Em meio ao gesto automático de enrolar o crioulo nas palhas mantidas junto às patacas do cinturão, o relincho do tostado por um momento fez com que Santiago despertasse do devaneio em que se encontrava. Mesmo sem pensar no que fazia, escolhera a que parecia mais verde entre todas as tiras de palha. O cigarro dessa forma duraria mais tempo aceso e então poderia refletir melhor sobre as casas no pequeno mato no horizonte a nascente, o que lá deixara e a razão de sua partida.
Mais um relincho e o homem percebeu a uma distância relativamente pequena a correria desembestada de uma manada. Por sorte capara ele mesmo o potro um ano antes, caso contrário teria encrenca com o redomão. A fama que tinha nas redondezas, quando cavalo inteiro, era que fosse dos mais ladinos e que até se jogava aos arroios se lhe chegasse às narinas indício do cio das éguas e potrancas orientais, dos campos dos parentes uruguaios de Don Aristides. No meio da fumaça expelida na baforada que parecia condensar-se no ar, Santiago pensava que mesmo com a vista de velho podia contar os animais da manada, no entanto não havia maneira de que lembrasse para qual caminho prosseguir, se havia mesmo comido alguma coisa ou quando e de como se esquecera das lições que na paróquia o padre dispensara aos interessados em aprender a ler e fazer contas. As contas ele ainda sabia fazer, pois praticava todos os dias ao recorrer os campos do patrão, mas as letras agora lhe pareciam apenas desenhos sem qualquer sentido.
Dobrando pela metade o bilhete de Don Aristides e guardando-o de volta junto à guaiaca, tinha noção de que em algum lugar alguém o esperava, mas onde? O mundo agigantado em contraste aos campos cobertos de unhas de gato e outros matagais parecia-lhe incompreensível. A vista oferecida pelos coxilhões era de lonjura para qualquer lado que pudesse escolher e sombras havia pouquíssimas. O cavalo, impaciente, pateava as moscas e bufava; por conhecer o idioma dos animais desde criança, sabia que assim ele acusava sede e estafa. “Te aquieta, matungo…”, disse alto no idioma que, por sua vez, o cavalo ignorava por completo. Talvez pelo tom de voz ou pelo jeito de dizer, a mensagem surtiu efeito e o animal aquietou-se por um tempo mais. Mas ele, continuando a baforar, decidiu que não arredaria o pé dali enquanto não recobrasse a certeza de seu destino.
Sobre uma das raízes robustas e onduladas do ombu sentou-se e mais uma vez puxou do bilhete. Apenas conseguia lembrar-se da primeira letra, igual a um pássaro em voo, e da letra “o”, igual a um caroço, que se repetia de tanto em tanto. Além disso, mais nada. Tinha certeza, no entanto, de que era importante. Ou até mais: vital. Mas o papel, como uma folha qualquer de árvore, ocultava-lhe da mesma forma que um segredo intransponível o que intuía ser um dever importante e para o qual havia recebido de véspera a paga nas novas moedas de bronze cunhadas com o brasão da Coroa, a imagem do Imperador e outras letras que não entendia e que lhe pesava por baixo dos panos do xiripá.
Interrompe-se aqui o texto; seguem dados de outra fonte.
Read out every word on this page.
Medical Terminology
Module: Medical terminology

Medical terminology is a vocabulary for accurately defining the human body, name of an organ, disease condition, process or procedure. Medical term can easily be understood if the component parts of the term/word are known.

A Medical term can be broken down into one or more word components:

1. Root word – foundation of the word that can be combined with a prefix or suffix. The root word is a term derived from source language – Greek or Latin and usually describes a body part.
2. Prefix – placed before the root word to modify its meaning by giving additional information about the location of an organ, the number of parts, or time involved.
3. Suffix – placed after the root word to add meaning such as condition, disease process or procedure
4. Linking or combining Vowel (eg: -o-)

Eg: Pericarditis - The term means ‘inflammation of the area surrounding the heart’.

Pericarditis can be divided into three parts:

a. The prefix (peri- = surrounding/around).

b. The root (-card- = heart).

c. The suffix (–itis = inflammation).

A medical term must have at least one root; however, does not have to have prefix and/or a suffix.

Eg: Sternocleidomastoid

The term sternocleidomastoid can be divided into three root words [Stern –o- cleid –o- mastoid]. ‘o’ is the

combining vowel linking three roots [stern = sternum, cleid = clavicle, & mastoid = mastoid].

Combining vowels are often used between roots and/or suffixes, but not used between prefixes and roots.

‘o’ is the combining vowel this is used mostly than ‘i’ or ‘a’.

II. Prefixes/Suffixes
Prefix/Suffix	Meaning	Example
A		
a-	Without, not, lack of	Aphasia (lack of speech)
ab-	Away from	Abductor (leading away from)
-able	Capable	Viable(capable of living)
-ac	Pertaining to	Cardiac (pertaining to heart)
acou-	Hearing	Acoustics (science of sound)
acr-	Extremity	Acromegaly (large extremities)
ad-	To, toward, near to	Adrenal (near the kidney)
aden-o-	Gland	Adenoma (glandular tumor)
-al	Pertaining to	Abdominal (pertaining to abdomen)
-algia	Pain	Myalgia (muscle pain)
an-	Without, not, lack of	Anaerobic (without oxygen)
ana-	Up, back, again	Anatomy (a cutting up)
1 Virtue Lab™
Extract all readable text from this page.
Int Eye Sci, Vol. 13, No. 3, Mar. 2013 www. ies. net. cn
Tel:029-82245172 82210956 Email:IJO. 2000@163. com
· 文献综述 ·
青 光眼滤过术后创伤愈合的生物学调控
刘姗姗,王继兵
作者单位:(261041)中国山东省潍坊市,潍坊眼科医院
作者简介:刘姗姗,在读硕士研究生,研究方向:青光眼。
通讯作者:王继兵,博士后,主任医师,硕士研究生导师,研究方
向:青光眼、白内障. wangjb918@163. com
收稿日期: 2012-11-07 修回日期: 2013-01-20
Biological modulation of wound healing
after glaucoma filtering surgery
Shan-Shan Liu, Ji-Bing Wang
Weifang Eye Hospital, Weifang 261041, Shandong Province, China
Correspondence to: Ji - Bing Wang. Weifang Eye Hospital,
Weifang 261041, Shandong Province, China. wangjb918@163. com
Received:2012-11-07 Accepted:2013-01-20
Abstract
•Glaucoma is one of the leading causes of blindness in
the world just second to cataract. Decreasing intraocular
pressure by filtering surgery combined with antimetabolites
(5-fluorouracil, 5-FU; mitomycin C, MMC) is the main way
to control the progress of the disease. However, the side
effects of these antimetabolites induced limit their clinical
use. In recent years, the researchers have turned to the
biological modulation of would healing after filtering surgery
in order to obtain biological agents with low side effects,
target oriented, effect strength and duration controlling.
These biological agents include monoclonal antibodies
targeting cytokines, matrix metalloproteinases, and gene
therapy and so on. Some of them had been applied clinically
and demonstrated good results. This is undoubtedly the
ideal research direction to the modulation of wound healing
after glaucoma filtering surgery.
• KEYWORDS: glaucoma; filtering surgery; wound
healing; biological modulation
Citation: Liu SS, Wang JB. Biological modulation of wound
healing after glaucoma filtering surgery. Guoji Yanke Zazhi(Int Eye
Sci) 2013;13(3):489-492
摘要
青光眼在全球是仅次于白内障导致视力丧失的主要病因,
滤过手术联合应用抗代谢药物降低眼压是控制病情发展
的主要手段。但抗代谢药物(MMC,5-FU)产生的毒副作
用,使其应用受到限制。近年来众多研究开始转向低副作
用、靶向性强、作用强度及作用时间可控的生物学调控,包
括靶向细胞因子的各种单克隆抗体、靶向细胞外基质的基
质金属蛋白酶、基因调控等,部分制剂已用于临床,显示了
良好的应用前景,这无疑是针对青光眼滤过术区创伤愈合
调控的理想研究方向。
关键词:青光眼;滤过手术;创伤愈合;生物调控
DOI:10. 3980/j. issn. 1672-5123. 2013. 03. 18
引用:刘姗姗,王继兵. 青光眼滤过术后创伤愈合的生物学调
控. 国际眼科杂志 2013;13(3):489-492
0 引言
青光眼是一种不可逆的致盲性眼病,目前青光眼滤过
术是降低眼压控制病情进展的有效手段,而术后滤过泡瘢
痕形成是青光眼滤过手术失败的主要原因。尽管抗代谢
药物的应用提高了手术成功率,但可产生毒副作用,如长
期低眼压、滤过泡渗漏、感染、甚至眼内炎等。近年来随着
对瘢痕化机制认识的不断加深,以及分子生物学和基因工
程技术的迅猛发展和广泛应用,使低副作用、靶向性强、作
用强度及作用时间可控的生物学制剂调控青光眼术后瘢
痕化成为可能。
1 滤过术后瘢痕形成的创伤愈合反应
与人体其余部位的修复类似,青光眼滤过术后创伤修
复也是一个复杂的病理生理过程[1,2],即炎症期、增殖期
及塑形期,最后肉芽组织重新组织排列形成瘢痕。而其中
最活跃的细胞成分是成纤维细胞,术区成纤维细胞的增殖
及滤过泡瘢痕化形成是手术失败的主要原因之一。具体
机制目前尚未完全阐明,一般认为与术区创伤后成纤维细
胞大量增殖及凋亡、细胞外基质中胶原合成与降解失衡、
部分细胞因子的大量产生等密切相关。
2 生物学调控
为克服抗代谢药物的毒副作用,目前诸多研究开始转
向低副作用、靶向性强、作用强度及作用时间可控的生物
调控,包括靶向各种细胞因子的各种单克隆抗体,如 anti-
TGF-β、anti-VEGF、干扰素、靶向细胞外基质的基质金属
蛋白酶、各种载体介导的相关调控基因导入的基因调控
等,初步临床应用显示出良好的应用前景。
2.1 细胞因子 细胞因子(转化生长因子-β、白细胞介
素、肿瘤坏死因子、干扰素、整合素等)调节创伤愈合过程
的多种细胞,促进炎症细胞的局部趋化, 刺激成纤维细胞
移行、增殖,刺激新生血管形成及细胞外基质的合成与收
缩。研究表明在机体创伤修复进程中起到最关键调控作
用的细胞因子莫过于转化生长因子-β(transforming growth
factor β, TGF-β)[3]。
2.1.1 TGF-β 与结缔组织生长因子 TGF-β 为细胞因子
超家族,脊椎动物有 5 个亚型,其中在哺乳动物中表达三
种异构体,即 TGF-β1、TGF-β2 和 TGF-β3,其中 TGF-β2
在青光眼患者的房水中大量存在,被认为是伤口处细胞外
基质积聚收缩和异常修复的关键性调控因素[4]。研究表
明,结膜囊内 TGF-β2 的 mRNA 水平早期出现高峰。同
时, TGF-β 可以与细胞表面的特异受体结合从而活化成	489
Por sorte, pensava Santiago, que não havia se acompanhado dos perros. Com fome, os animais lhe fariam desembestar a qualquer lugar em busca de comida e então se perderia para sempre do seu destino. Por outro lado, o cavalo bastava soltar-lhe o freio e ele se virava solito a pastar. O problema do cavalo era outro: a sede e o calor que aumentava indicando-lhe que o sol a pino se aproximava. Na guampa que trazia junto aos arreios havia alguma, mas mal dava para si mesmo. Teria de poupá-la e decidir de uma vez por seguir adiante.
“Dime, loco… Donde vamos?”, perguntava alto enquanto coçava a bochecha do tostado sem esperar que o animal lhe respondesse, não estava louco a esse ponto, mas, se ele desse uma indicação que fosse, talvez seguisse o conselho do cavalo. Um menear de cabeça, um apontar de orelhas nalguma direção… Por instinto, sabia que dependia muito do cavalo e que lhe confiar a decisão, na zonzeira em que estava, não seria má ideia. Pensando nisso, decidiu desencilhá-lo completamente e deixá-lo livre. Encostou bastos, xergas e pelegos ao ombu e correu com o cavalo dali. O animal, porém, não se afastou muito. Deu uns poucos passos e parou onde uma coxilha se dobrava em duas e principiava um declive mais profundo entre as lacunas verdolengas do campo. Por ali não havia sinal nem de esterco vacum, então era possível que já estivessem bastante longe de San Isidro, sede e residência da família de Don Aristides. Deu um passo mais e olhou em sua direção como se o chamasse, mas Santiago entendeu que o cavalo deseja fazer o caminho de volta à estância.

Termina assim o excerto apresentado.